Als FC Leuchtenberg wurde der Verein am 16. Juli 1949 gegründet und 1963 in DJK umbenannt. Jetzt ist das Ende nah. Im Frühjahr sind zwei Versuche gescheitert, einen neuen Vorstand zu wählen. Keiner wollte ein Amt übernehmen. Vorsitzender Robert Zirngibl hatte schon vor längerer Zeit angekündigt, nach fünf Jahren als DJK-Chef aufzuhören. Am Freitag, 7. Oktober, um 20 Uhr beginnt eine außerordentliche Versammlung im Sportheim. Schwerpunkt: die Auflösung.

Falls sich dann nicht drei Viertel der 170 Mitglieder für das Ende aussprechen, reicht bei einer erneuten Zusammenkunft vier Wochen später die einfache Mehrheit, informiert der Weidener Siegmund Balk, Vizepräsident des DJK-Landesverbands Bayern. Der gebürtige Moosbacher ist "absolut traurig, dass sich ein Verein auflöst". Es könnte aber noch schlimmer kommen: "Wir müssen aufpassen, dass das nicht häufiger passiert." Dazu müssten Mitstreiter gewonnen und fortgebildet werden. Aber einfacher gesagt als getan. "Wir müssen gegen die Trägheit und Lethargie ankämpfen, die durch Corona entstanden ist. Die Mittelschicht ist rausgebrochen", bedauert Balk.

Erkennbarer Trend

Ein Trend hin zu mehr Vereinsauflösungen ist erkennbar. Zwar waren für Weiden sowie die Landkreise Neustadt und Tirschenreuth laut der Abteilung für Registersachen im Amtsgericht Weiden mit 1545 Vereinen (Stand: 23. September 2022) sieben mehr als am 31. Dezember 2020 eingetragen. Dafür gab es bisher 24 Löschungen – neun mehr als vor zwei Jahren (15). Und 2019 verschwanden nur sechs Vereine aus dem Register.

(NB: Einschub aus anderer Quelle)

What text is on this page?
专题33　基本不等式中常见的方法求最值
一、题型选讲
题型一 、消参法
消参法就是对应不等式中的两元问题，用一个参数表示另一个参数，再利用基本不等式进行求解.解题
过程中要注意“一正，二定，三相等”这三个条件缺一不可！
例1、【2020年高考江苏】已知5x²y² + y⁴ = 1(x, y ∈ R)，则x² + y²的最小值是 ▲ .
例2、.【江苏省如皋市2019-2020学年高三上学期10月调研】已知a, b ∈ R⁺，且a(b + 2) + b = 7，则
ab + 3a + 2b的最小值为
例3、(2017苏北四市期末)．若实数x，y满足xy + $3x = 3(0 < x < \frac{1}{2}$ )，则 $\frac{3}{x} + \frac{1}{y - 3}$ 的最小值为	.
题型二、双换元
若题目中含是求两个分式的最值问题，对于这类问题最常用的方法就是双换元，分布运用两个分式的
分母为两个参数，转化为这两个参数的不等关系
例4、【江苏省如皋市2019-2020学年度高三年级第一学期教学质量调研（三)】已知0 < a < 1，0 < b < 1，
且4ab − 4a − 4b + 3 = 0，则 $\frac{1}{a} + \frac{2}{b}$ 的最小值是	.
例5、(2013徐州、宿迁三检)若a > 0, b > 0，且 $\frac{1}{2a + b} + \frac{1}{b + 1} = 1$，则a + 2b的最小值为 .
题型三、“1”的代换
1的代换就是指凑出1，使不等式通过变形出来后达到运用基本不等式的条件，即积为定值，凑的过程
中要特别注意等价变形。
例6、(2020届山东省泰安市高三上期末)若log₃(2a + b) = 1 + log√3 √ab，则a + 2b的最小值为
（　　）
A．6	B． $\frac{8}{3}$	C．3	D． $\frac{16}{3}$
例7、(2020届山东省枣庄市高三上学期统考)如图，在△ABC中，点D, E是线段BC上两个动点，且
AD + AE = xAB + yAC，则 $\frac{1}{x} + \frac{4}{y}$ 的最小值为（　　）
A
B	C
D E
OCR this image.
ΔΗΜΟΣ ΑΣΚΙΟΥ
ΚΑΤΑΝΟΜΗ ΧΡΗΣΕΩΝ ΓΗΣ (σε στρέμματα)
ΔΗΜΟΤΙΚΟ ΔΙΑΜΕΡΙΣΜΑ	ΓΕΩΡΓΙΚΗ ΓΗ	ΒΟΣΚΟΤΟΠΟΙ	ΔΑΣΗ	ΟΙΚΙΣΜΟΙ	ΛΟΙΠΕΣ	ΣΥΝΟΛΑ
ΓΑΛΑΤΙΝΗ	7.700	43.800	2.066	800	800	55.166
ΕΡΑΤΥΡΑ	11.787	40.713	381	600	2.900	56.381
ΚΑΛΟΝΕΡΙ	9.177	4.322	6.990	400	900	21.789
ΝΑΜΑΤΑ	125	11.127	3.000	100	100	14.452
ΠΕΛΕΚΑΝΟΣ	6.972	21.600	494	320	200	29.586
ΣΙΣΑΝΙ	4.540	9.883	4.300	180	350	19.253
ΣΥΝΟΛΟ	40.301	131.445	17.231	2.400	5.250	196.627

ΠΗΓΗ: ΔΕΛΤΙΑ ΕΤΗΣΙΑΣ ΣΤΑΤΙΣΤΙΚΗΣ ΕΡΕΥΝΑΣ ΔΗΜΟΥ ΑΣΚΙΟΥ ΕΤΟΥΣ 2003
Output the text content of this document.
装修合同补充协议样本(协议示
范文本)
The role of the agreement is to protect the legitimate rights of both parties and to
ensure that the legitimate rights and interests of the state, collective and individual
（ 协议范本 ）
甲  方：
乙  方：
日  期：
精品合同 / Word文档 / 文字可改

Schriftführer Sebastian Zanner ist seit über 20 Jahren bei der DJK Leuchtenberg, davon sieben Jahre im Vorstand. Es sei die ganze Zeit immer schwer gewesen, eine Führungsriege zusammenzustellen, räumt er ein. Nach einem Brandbrief im Oktober 2021 kamen zur ersten Versammlung im März nur 17 und zur zweiten im April 28 Mitglieder. Nächstes Mal müssten fast 130 teilnehmen. "Das werden wir bei Weitem nicht erreichen." Zanner wäre bereit gewesen, als Beisitzer weiterzumachen, aber nach dem geringen Interesse war seine Enttäuschung zu groß. "Es macht keinen Sinn mehr." Versuche, Sportarten wie Laufen oder Radfahren zu etablieren, scheiterten in der Vergangenheit ebenfalls. Immerhin wolle die Damen-Gymnastikgruppe weitermachen, weiß der Schriftführer. "Aber einen Fußballverein in Leuchtenberg wird es nicht mehr geben."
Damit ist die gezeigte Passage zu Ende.